Challenges still remain in clinical applications of genome sequencing and validating the results from sequencing using maternal cell-free DNA, chorionic villus sampling and amniocentesis. Suggested strategies to overcome these challenges include serial assessment of genotypes, phenotypes and ‘omics data over the course of the pregnancy (e.g., genomics, transcriptomics, metabolomics) (10, 68). Molecular diagnostic evaluations rely on databases (e.g., OMIM) and guidelines of the American College of Medical Genetics and Genomics with characteristics designed to enrich for pathogenicity in Mendelian disease genes (11). In these databases, lethal phenotypes are especially poorly represented. Other strategies for gene discovery, including determination of the “intolerome” are likely to reveal new genotype-phenotype correlations and shed light on the human “intolerome,” conditions incompatible with life resulting in fetal demise (11, 13). Studies that incorporate DNA sequencing in affected and unaffected families, designed as case-control trio studies, will help in determination of the “intolerome” by identifying novel embryonic-lethal or fetal-lethal variants that are not seen in unaffected families. Using WGS in parent-offspring trios, 60–80 high confidence de novo mutations per individual can be identified (67). Compared with WES, WGS may further expand the spectrum of causal de novo mutations by allowing for a better coverage of the exome and identification of non-coding variants.

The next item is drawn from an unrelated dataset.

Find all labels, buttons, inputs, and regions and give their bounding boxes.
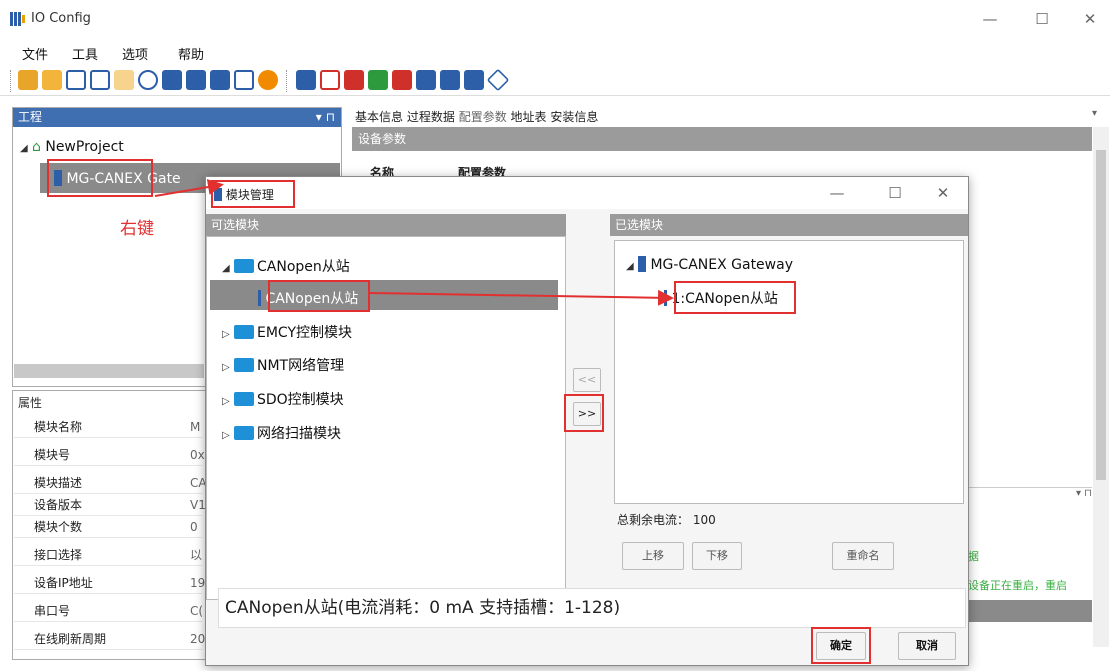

Although PubMed search is a comprehensive retrieval tool appropriate for systematic review of journal research in health care, other search methods (e.g., Embase, Web of Science) were not utilized. Restricted MeSH terms applied in PubMed may have excluded other studies pertinent to the present systematic review. To provide a more comprehensive review of the literature, we reviewed and included studies within review articles that matched eligibility in our search criteria. In addition, we independently explored OMIM to report and confirm genetic pathways and functional effects of the reported genes.

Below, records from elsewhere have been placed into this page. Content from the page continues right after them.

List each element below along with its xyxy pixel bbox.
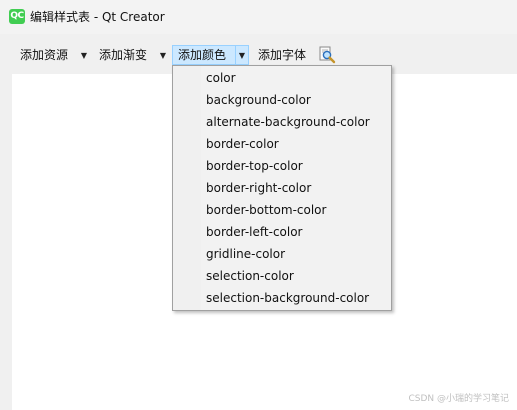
add-color-dropdown-icon[interactable]: ▼: [236, 46, 248, 65]
add-font-button[interactable]: 添加字体: [258, 46, 306, 65]
menu-item-border-left-color[interactable]: border-left-color: [174, 221, 390, 243]
menu-item-selection-background-color[interactable]: selection-background-color: [174, 287, 390, 309]
add-gradient-dropdown-icon[interactable]: ▼: [157, 46, 169, 65]
menu-item-alternate-background-color[interactable]: alternate-background-color: [174, 111, 390, 133]
window-title: 编辑样式表 - Qt Creator: [30, 10, 165, 24]
menu-item-selection-color[interactable]: selection-color: [174, 265, 390, 287]
menu-item-border-color[interactable]: border-color: [174, 133, 390, 155]
watermark: CSDN @小瑞的学习笔记: [408, 394, 509, 404]
magnifier-icon[interactable]: [318, 46, 336, 64]
menu-item-gridline-color[interactable]: gridline-color: [174, 243, 390, 265]
add-resource-dropdown-icon[interactable]: ▼: [78, 46, 90, 65]
style-sheet-editor-window: QC 编辑样式表 - Qt Creator 添加资源 ▼ 添加渐变 ▼ 添加颜色…: [0, 0, 517, 410]
menu-item-border-right-color[interactable]: border-right-color: [174, 177, 390, 199]
add-color-menu: color background-color alternate-backgro…: [172, 65, 392, 311]
add-gradient-button[interactable]: 添加渐变: [99, 46, 147, 65]
menu-item-color[interactable]: color: [174, 67, 390, 89]
title-bar: QC 编辑样式表 - Qt Creator: [0, 0, 517, 34]
menu-item-border-bottom-color[interactable]: border-bottom-color: [174, 199, 390, 221]
menu-item-background-color[interactable]: background-color: [174, 89, 390, 111]
add-color-button[interactable]: 添加颜色: [178, 46, 226, 65]
qt-creator-icon: QC: [9, 9, 25, 24]
menu-item-border-top-color[interactable]: border-top-color: [174, 155, 390, 177]
add-resource-button[interactable]: 添加资源: [20, 46, 68, 65]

Experts have recommended categorization of pregnancy loss as: <10 weeks gestational age (termed early pregnancy loss), 10–19 weeks and 6 days of gestation (termed fetal death), and 20 or more weeks gestation (termed stillbirth). EPL was further subdivided into peri-implantational loss before 5 weeks, pre-embryonic loss from 5 to 5 weeks and 6 days of gestation, and embryonic loss from 6 to 9 weeks and 6 days of gestation (14). Similarly, fetal death can be subdivided into early fetal death, defined as losses between 10 and 15 weeks and 6 days of gestation, and late fetal death, losses from 16 to 19 weeks and 6 days of gestation (14). These classifications may identify studies that report genetic factors with different mechanisms, e.g., genes essential for embryonic lethality and functional genes essential for human development (e.g., cardiomyopathy). Additionally, assessment of losses at different stages of pregnancy may help identify pathways essential for in utero survival at critical stages of development.